Users warned about large bills for downloading data, as major updates are due for tomorrow

Users are encouraged to download updates over a fixed network and not via a 3G dongle.

Tomorrow will see Microsoft, Oracle and Adobe rolling out patches, but users have been urged to demonstrate caution when it comes to installing patches and updates. Simeon Coney, VP marketing at AdaptiveMobile, commented that when updates are done while users are connected via 3G dongles they could face huge bills.

Coney said: “Updates soak up huge amounts of data, and iTunes and Windows updates cause huge problems. Users have no idea it is going on so they are finding massive mobile data usage and they are looking at cost of when a user goes over their limit.

“You need to control updates as the computer doesn't know when it would be best to download. We work with providers and they don't understand content control.”

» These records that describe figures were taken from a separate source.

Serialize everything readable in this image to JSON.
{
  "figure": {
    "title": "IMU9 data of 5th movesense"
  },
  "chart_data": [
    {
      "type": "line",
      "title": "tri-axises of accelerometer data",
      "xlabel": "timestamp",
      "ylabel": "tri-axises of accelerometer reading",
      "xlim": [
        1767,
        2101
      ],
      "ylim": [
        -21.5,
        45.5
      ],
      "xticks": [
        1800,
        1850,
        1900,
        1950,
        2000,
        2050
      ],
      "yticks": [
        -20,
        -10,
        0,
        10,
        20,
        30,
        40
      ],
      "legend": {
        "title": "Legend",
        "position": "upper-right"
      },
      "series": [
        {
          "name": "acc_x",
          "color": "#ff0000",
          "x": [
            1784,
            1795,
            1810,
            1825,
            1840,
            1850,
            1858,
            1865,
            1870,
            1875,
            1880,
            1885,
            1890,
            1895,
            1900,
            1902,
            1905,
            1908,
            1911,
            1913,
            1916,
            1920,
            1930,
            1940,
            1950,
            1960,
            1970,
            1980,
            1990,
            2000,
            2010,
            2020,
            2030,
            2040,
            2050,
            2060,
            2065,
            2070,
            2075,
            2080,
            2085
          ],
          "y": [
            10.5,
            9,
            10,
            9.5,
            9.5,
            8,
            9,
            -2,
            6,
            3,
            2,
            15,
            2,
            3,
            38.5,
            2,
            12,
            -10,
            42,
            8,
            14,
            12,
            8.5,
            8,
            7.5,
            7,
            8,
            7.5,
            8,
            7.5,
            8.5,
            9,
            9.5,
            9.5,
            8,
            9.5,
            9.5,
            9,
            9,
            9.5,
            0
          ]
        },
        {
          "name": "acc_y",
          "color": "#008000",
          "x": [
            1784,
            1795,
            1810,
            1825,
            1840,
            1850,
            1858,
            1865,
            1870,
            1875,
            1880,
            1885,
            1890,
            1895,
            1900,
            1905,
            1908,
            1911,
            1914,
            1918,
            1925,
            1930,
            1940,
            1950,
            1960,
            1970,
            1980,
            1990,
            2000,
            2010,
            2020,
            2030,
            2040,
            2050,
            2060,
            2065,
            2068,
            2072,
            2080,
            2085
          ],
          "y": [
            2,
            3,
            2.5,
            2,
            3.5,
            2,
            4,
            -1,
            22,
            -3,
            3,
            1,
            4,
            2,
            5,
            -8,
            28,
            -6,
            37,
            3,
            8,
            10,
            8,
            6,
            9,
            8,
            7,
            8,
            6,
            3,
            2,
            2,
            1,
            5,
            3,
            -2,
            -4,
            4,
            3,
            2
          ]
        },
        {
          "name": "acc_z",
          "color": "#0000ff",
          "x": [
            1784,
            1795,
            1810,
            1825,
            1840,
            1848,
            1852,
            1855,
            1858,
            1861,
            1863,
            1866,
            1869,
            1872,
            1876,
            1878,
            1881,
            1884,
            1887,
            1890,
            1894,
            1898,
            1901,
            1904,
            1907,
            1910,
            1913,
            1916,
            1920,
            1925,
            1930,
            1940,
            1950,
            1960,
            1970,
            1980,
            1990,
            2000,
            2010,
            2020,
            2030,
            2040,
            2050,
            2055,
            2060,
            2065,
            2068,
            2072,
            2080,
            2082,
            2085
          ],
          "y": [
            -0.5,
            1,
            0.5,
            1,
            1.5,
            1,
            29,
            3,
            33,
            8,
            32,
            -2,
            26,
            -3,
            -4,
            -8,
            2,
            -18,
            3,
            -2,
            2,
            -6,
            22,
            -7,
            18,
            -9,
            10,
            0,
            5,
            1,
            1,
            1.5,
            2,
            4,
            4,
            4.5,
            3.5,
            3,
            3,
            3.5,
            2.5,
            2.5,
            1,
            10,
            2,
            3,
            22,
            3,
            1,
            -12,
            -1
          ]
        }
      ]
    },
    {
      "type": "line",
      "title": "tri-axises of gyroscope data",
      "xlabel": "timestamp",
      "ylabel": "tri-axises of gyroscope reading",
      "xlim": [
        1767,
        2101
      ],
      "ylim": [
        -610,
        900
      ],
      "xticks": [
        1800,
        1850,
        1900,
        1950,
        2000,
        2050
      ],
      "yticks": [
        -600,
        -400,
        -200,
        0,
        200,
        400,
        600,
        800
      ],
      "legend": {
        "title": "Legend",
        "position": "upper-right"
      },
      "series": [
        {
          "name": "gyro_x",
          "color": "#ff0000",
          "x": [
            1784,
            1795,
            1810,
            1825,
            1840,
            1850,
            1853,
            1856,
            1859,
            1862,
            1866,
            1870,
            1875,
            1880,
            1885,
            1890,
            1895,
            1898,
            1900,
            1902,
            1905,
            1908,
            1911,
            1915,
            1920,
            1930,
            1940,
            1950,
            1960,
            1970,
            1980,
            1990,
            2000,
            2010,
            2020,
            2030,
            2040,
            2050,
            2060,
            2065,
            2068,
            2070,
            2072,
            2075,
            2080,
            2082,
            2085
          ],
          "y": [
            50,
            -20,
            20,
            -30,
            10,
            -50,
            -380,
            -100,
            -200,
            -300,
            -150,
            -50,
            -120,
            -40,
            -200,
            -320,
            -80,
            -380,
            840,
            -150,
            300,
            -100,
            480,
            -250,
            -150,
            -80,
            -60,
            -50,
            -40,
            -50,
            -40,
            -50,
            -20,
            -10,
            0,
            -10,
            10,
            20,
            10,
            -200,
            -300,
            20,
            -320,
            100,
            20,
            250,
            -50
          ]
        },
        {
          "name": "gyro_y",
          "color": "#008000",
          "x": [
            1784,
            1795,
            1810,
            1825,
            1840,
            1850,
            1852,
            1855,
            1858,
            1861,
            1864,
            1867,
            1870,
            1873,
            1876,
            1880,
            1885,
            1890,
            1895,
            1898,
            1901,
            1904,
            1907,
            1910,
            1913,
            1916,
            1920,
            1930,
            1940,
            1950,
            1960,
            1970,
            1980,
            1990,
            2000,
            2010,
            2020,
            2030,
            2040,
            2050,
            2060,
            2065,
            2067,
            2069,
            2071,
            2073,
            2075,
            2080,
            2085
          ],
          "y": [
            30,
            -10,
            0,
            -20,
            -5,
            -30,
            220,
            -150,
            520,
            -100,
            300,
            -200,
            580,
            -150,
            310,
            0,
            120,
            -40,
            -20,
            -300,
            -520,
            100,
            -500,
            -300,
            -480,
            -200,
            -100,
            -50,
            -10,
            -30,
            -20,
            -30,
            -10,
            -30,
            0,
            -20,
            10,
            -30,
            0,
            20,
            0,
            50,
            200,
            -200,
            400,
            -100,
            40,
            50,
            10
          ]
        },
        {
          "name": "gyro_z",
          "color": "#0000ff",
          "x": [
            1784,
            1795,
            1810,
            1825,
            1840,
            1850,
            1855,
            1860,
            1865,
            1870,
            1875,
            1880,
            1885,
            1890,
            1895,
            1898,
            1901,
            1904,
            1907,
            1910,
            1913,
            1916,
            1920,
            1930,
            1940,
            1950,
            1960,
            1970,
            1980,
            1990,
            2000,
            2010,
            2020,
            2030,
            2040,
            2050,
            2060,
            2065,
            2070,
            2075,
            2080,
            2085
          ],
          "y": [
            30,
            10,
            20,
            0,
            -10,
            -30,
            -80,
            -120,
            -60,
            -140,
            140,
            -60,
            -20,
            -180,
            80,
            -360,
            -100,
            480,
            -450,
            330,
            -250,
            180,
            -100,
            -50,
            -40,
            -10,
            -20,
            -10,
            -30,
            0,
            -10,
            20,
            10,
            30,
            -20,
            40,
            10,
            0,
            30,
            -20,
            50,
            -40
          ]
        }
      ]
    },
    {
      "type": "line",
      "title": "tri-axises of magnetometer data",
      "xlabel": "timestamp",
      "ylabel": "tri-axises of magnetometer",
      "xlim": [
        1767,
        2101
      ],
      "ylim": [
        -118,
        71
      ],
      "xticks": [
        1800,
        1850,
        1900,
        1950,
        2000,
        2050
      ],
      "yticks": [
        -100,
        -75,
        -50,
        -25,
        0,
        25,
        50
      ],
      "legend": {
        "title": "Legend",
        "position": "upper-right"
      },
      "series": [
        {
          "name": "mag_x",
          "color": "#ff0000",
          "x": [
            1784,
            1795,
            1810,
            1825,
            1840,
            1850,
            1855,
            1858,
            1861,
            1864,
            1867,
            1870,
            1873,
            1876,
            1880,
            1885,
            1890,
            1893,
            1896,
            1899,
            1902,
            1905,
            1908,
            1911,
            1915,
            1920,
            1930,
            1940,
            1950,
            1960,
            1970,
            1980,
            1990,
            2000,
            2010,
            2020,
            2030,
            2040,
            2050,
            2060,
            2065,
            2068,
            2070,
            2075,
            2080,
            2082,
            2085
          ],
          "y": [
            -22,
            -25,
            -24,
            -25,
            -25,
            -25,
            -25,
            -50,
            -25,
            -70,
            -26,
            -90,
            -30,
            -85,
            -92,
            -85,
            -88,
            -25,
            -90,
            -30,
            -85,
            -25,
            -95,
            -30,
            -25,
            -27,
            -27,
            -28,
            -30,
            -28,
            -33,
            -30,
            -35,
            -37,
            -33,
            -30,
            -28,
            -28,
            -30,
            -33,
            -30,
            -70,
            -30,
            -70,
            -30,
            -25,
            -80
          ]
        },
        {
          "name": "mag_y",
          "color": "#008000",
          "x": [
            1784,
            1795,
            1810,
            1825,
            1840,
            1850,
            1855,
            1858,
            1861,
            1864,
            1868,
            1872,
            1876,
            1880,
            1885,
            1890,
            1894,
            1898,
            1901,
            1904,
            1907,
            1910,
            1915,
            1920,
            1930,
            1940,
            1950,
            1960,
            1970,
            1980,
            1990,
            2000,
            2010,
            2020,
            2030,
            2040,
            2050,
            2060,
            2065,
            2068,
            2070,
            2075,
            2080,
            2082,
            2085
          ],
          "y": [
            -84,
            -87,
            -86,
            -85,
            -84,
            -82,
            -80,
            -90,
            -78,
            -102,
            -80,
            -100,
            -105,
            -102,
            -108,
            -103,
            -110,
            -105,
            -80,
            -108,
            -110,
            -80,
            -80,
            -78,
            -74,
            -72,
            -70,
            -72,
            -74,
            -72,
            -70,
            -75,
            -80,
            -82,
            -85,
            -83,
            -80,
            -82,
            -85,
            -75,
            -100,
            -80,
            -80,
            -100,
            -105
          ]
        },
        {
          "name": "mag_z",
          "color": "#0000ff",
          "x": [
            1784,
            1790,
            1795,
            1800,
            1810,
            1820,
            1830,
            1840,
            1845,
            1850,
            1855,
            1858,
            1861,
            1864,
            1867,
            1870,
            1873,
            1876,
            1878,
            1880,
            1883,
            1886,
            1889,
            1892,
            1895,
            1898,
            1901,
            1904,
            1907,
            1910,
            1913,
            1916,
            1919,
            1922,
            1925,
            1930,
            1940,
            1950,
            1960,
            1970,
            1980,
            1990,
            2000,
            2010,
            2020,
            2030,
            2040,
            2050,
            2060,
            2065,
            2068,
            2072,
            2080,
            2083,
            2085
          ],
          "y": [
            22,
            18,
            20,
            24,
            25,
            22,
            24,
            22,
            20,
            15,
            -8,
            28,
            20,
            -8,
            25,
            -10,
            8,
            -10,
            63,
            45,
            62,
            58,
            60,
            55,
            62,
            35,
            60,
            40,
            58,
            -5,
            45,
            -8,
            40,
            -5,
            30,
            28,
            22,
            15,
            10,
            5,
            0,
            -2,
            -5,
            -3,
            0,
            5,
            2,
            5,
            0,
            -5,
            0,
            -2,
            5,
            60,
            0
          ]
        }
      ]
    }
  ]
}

He pointed at volume demand for a recent iTunes update, which would account for £59.98 on Vodafone's standard pay as you go for Zone 2 and up to £600 on 02's monthly rates (at £6 per megabyte).

Coney claimed that often, the setting to automatically download updates can be changed, and in Windows 7 it is located in the settings, so you can set it up to tell you before it downloads but its default is set to download.

He said: “There are a lot of unpatched PCs out there, and hardware manufacturers are setting the updates as automatic, but not everyone is on a flat rate tariff. It's a fact that someone is using a mobile connection or is roaming abroad.”

A ruling by the European Parliament will mean that a text message sent from abroad in the EU will cost no more than €0.11 as of 1st July, instead of €0.28 today. The Parliament also voted for further cuts in the price of mobile phone calls while roaming in another EU country.

The present cap for a mobile phone call made abroad will progressively drop from €0.46 to €0.35 per minute by July 2011, and from €0.22 to €0.11 for mobile calls received while roaming abroad.

Carriers are also now required to introduce cut-off mechanisms designed to protect against ‘bill shock' when subscribers utilise data services while travelling throughout countries in Europe.

Digital Agenda commissioner Neelie Kroes said: “Protection against data roaming bill shocks is a useful step towards building customers' confidence to use mobile networks to surf the internet when travelling around Europe. Such confidence is essential if people and businesses are to use the internet to its full potential."

Providers are required to offer their subscribers a monthly cut-off limit of €50, which will serve as the default after 1st July, although customers are also permitted to choose any other amount. A warning will be sent as the bill approaches 80 per cent of the chosen limit.

Coney welcomed this move, but commented that even with 50MB of data transferred that is still £25-30 in some countries.

He said: “You can disable it and there is very little users can do to stop it going on. It is down to mobile operators, as they have no view of the data so they rarely can tell what the download was, let alone the data.

“All they see is a volume of data so what they have to do is provide additional reporting information so you can have a sight of the data but to be proactive and control data you should suspend or postpone the update. Even in Windows 7 there is no concept of the network.”